“Change is the only evidence of life”,
kata Esayist Evelyn Waugh. Benar sekali, perubahan adalah satu-satunya
bukti kehidupan. Jadi perubahan mustinya adalah hal yang biasa bagi
manusia. Hanya saja, kita seringkali tidak menyadari sesuatu telah
berubah,bahkan mendiamkannya, alias tidak meresponsnya sama sekali.

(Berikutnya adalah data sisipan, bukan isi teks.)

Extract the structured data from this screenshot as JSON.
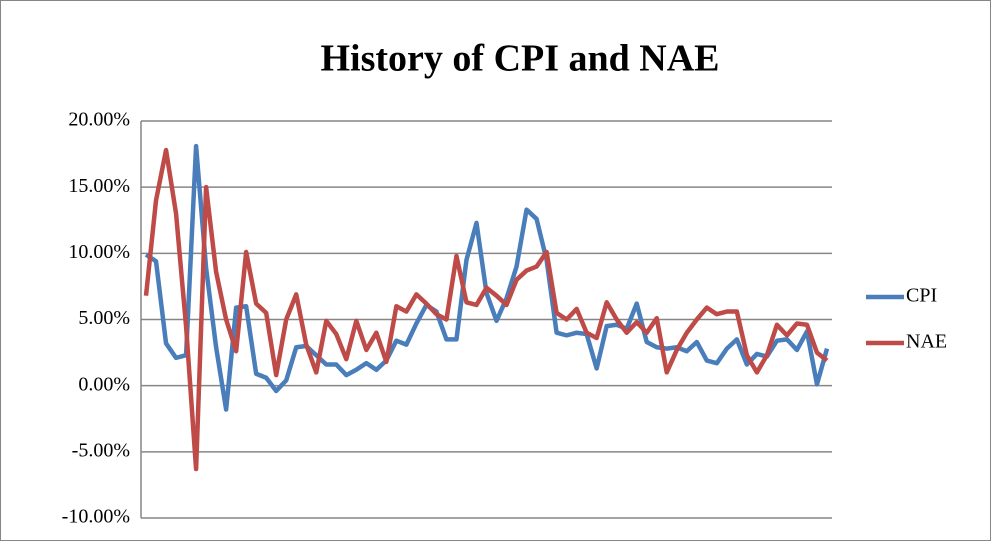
{
  "chart_data": {
    "type": "line",
    "title": "History of CPI and NAE",
    "categories": [
      null,
      null,
      null,
      null,
      null,
      null,
      null,
      null,
      null,
      null,
      null,
      null,
      null,
      null,
      null,
      null,
      null,
      null,
      null,
      null,
      null,
      null,
      null,
      null,
      null,
      null,
      null,
      null,
      null,
      null,
      null,
      null,
      null,
      null,
      null,
      null,
      null,
      null,
      null,
      null,
      null,
      null,
      null,
      null,
      null,
      null,
      null,
      null,
      null,
      null,
      null,
      null,
      null,
      null,
      null,
      null,
      null,
      null,
      null,
      null,
      null,
      null,
      null,
      null,
      null,
      null,
      null,
      null,
      null
    ],
    "series": [
      {
        "name": "CPI",
        "color": "#4a7ebb",
        "values": [
          9.9,
          9.4,
          3.2,
          2.1,
          2.3,
          18.1,
          8.9,
          2.9,
          -1.8,
          5.9,
          6.0,
          0.9,
          0.6,
          -0.4,
          0.4,
          2.9,
          3.0,
          2.3,
          1.6,
          1.6,
          0.8,
          1.2,
          1.7,
          1.2,
          1.9,
          3.4,
          3.1,
          4.7,
          6.1,
          5.6,
          3.5,
          3.5,
          9.5,
          12.3,
          7.0,
          4.9,
          6.6,
          9.0,
          13.3,
          12.6,
          9.5,
          4.0,
          3.8,
          4.0,
          3.9,
          1.3,
          4.5,
          4.6,
          4.3,
          6.2,
          3.3,
          2.9,
          2.8,
          2.9,
          2.6,
          3.3,
          1.9,
          1.7,
          2.8,
          3.5,
          1.6,
          2.4,
          2.2,
          3.4,
          3.5,
          2.7,
          4.1,
          0.1,
          2.8
        ]
      },
      {
        "name": "NAE",
        "color": "#be4b48",
        "values": [
          6.8,
          14.0,
          17.8,
          13.0,
          4.5,
          -6.3,
          15.0,
          8.6,
          5.0,
          2.6,
          10.1,
          6.2,
          5.5,
          0.8,
          5.0,
          6.9,
          3.1,
          1.0,
          4.9,
          3.9,
          2.0,
          4.9,
          2.7,
          4.0,
          1.8,
          6.0,
          5.6,
          6.9,
          6.2,
          5.4,
          5.0,
          9.8,
          6.3,
          6.1,
          7.4,
          6.8,
          6.1,
          8.0,
          8.7,
          9.0,
          10.1,
          5.5,
          5.0,
          5.8,
          4.0,
          3.6,
          6.3,
          5.0,
          4.0,
          4.8,
          4.0,
          5.1,
          1.0,
          2.7,
          4.0,
          5.0,
          5.9,
          5.4,
          5.6,
          5.6,
          2.3,
          1.0,
          2.3,
          4.6,
          3.8,
          4.7,
          4.6,
          2.5,
          1.9
        ]
      }
    ],
    "ylim": [
      -10,
      20
    ],
    "yticks": [
      {
        "value": -10,
        "label": "-10.00%"
      },
      {
        "value": -5,
        "label": "-5.00%"
      },
      {
        "value": 0,
        "label": "0.00%"
      },
      {
        "value": 5,
        "label": "5.00%"
      },
      {
        "value": 10,
        "label": "10.00%"
      },
      {
        "value": 15,
        "label": "15.00%"
      },
      {
        "value": 20,
        "label": "20.00%"
      }
    ],
    "grid": true,
    "legend": "right"
  }
}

Banyak orang yang menghadapi perubahan
dengan menyangkal masa depan. Mereka beranggapan cuma cara merekalah
yang benar,dan yang lain salah. Success history mendistorsi peta yang
mereka baca. Orang-orang ini membiarkan dirinya buta terhadap masa
depan. Kata Black dan Gregersen,suatu ketika orang-orang ini akan
menjadi fanatik dan beranggapan apa yang diketahuinya sebagai
segala-galanya, dan apa yang tidak diketahuinya sebagai nothing. Maka
habislah masa depan.
Manusia pada dasarnya bisa menerima
perubahan sekalipun kecepatan menerima setiap orang berbeda-beda. Yang
terjadi sesungguhnya,manusia itu enggan “dirubah”, bukan enggan
“berubah”. Dalam konteks manajemen perubahan, seorang pemimpin harus
bertindak tak ubahnya sebagai seorang seniman profesional, yang
menggunakan bel perubahan seakan-akan bukan berasal dari dirinya,
melainkan dari orang-orang yang akan mengerjakan perubahan itu sendiri.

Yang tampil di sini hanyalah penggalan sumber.